アンハッピー・ウエディング〜後編〜
もし寿々花さんが、「うん、留学するつもり」と答えたら。

果たして、俺はなんて言うつもりなんだろうか?

自分でも分からなかった。

どうするのかは…寿々花さんが決めることだろ?俺じゃなくて…。

だから寿々花さんが「行く」と言ったら、俺に口を挟む権利はない訳で…。

寿々花さんの答えは。

「…まだ分からないの」

…だ、そうだ。

あー良かった。ホッとした。

…。

…何で俺がホッとしてんの?

寿々花さんが留学しようがしまいが、俺には関係ないじゃないか。

「どうしようかなって思って…。迷ってるところで…」

「…ふーん…」

「本当に留学するとなったら、色々大変でしょ?」

「そりゃそうだろ…。言葉も通じるか分からないし…って、寿々花さんは英語もフランス語もペラペラだから、言葉の問題は大丈夫なんだっけ…」

でも、ハードルは言葉の問題だけじゃないからな。

荷物まとめて引っ越すだけでも、大仕事だよ。

隣の県に引っ越すのとは、訳が違うんだからな。

ホームステイって奴?になるのだろうか。

それとも学生寮とか…?

どっちにしても、現地の…向こうの人と生活を共にする訳で…。

日本人同士だって、見知らぬ人と一つ屋根の下一緒に暮らすのは、簡単なことじゃないのに。

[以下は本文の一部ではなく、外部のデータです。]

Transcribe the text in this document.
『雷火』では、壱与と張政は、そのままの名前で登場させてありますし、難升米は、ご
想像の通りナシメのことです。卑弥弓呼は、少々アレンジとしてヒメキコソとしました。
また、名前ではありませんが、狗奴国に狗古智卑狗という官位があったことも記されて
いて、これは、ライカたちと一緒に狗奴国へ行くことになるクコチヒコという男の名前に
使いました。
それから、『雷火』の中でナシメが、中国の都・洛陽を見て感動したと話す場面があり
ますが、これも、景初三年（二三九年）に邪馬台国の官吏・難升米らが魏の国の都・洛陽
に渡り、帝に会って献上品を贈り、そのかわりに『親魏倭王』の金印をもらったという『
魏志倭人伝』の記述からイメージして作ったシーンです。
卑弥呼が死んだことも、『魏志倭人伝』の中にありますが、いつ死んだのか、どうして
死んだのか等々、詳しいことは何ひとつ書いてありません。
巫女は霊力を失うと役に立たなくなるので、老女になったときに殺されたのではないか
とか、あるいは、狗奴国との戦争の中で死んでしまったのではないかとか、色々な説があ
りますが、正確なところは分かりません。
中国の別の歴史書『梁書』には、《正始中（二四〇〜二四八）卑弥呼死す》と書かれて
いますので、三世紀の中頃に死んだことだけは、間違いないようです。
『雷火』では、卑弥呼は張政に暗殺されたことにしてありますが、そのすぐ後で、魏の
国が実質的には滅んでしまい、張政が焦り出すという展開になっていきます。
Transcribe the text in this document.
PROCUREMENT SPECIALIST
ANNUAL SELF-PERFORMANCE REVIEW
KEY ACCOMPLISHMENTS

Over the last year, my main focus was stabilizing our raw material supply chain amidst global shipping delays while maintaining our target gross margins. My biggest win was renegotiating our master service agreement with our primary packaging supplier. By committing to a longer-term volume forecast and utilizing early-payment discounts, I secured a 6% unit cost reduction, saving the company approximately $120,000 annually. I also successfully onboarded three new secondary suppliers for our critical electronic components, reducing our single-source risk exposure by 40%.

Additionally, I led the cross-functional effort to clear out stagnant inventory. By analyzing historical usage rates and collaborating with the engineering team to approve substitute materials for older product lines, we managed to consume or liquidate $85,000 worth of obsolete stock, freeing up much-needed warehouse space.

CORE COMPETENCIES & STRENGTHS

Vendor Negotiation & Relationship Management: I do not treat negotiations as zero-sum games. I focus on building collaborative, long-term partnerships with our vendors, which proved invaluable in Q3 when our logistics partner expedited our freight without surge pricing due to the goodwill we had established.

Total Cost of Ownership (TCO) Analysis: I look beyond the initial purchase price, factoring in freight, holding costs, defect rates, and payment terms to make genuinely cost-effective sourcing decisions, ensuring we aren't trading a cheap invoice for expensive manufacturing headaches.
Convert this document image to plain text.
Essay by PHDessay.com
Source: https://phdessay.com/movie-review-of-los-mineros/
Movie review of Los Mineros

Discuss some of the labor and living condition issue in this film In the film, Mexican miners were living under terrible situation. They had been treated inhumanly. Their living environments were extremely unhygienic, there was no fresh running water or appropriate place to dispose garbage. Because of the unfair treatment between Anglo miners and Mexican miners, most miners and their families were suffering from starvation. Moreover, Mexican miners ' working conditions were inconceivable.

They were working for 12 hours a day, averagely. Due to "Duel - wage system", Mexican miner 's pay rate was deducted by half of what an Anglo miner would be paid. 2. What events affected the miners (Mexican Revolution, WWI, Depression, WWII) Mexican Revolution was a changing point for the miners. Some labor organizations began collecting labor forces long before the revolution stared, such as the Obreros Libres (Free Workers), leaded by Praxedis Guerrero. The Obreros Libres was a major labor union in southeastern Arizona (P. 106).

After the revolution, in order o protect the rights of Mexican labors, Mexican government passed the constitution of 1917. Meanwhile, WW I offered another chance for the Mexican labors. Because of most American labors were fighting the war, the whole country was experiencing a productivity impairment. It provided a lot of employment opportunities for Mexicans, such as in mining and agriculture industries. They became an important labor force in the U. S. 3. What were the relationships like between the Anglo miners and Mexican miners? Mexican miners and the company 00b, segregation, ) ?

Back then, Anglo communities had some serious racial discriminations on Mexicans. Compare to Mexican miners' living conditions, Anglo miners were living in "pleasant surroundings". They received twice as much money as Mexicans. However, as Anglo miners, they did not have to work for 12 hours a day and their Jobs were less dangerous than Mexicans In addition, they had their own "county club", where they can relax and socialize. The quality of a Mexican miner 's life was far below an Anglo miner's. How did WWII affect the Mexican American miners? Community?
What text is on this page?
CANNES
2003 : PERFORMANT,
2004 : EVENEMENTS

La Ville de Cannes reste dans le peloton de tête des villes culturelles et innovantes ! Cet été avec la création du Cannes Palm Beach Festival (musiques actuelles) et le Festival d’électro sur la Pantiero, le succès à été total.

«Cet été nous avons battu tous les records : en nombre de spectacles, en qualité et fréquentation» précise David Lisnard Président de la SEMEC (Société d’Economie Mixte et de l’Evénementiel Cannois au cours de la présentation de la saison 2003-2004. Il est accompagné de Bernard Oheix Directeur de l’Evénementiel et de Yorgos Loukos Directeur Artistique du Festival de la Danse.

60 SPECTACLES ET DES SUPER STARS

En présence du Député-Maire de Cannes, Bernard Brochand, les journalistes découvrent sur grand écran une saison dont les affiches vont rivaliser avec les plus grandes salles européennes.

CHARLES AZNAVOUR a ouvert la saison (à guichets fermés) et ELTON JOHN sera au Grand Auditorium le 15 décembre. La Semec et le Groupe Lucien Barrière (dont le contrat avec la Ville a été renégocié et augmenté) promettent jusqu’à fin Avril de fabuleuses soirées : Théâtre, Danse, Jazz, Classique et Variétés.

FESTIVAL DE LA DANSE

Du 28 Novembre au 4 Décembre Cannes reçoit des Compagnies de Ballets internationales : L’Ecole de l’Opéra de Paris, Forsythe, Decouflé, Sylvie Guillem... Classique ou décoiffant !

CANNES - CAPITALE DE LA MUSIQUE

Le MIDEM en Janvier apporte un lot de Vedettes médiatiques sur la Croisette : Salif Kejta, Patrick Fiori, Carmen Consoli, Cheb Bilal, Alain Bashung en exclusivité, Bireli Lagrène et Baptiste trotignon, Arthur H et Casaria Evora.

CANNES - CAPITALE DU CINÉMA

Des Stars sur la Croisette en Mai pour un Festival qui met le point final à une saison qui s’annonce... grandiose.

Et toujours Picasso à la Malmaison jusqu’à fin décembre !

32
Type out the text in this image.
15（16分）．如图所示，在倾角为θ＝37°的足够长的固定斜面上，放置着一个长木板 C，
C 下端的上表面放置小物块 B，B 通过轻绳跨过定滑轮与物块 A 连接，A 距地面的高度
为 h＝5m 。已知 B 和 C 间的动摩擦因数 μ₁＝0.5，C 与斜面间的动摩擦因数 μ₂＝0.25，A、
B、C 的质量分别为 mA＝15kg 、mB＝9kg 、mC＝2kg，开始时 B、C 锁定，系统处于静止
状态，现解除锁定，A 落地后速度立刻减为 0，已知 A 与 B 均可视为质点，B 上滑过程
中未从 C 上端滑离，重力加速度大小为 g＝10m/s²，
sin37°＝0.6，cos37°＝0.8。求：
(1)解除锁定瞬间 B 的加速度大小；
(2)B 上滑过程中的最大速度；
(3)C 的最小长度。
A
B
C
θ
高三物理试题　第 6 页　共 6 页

全く知らない外国の、異文化の生活に飛び込むなんて…。

余程勇気と度胸がないと、そんなこと出来ないぞ。

しかも、短期留学ならまだしも…長期留学って…。

「…長期ってことは、椿姫お嬢さんみたいに、何年も向こうで暮らすってことか…?」

「…うん。高校の三年間だけじゃなくて…。椿姫お姉様は、そのままヨーロッパの大学に進学したから…」

すげーな、金持ちの感覚って。

大学というだけでも、上流階級って感じがするのに。

ヨーロッパの大学だってよ。それって東大より偉いのか?

日本語の試験だって難しいのに、よくもまぁ外国語の試験なんて受けられるもんだ。

俺は多分一問も解けないな。自信がある。

…いや、そんなことより。

それじゃあ寿々花さんも、椿姫お嬢さんみたいに。

フランスの高校に通って、ヨーロッパの大学を受験して。

年単位で、ずーっと外国で暮らすってことなのか?

…え、マジ?じゃあ帰ってこねぇの?

「…」

我ながら最高に間抜けな顔で、俺は口をぽかーんと開けて呆然としていた。

「ゆ、悠理君?」

「…」

「悠理君。悠理くーん。おーい。起きてー」

「…」

「…はっ!あんなところにUFOが」

「えっ?」

釣られて寿々花さんの指差した方向に視線を向けたが、勿論フェイクである。

しまった。寿々花さんじゃあるまいに、簡単な手に引っ掛かりやがって。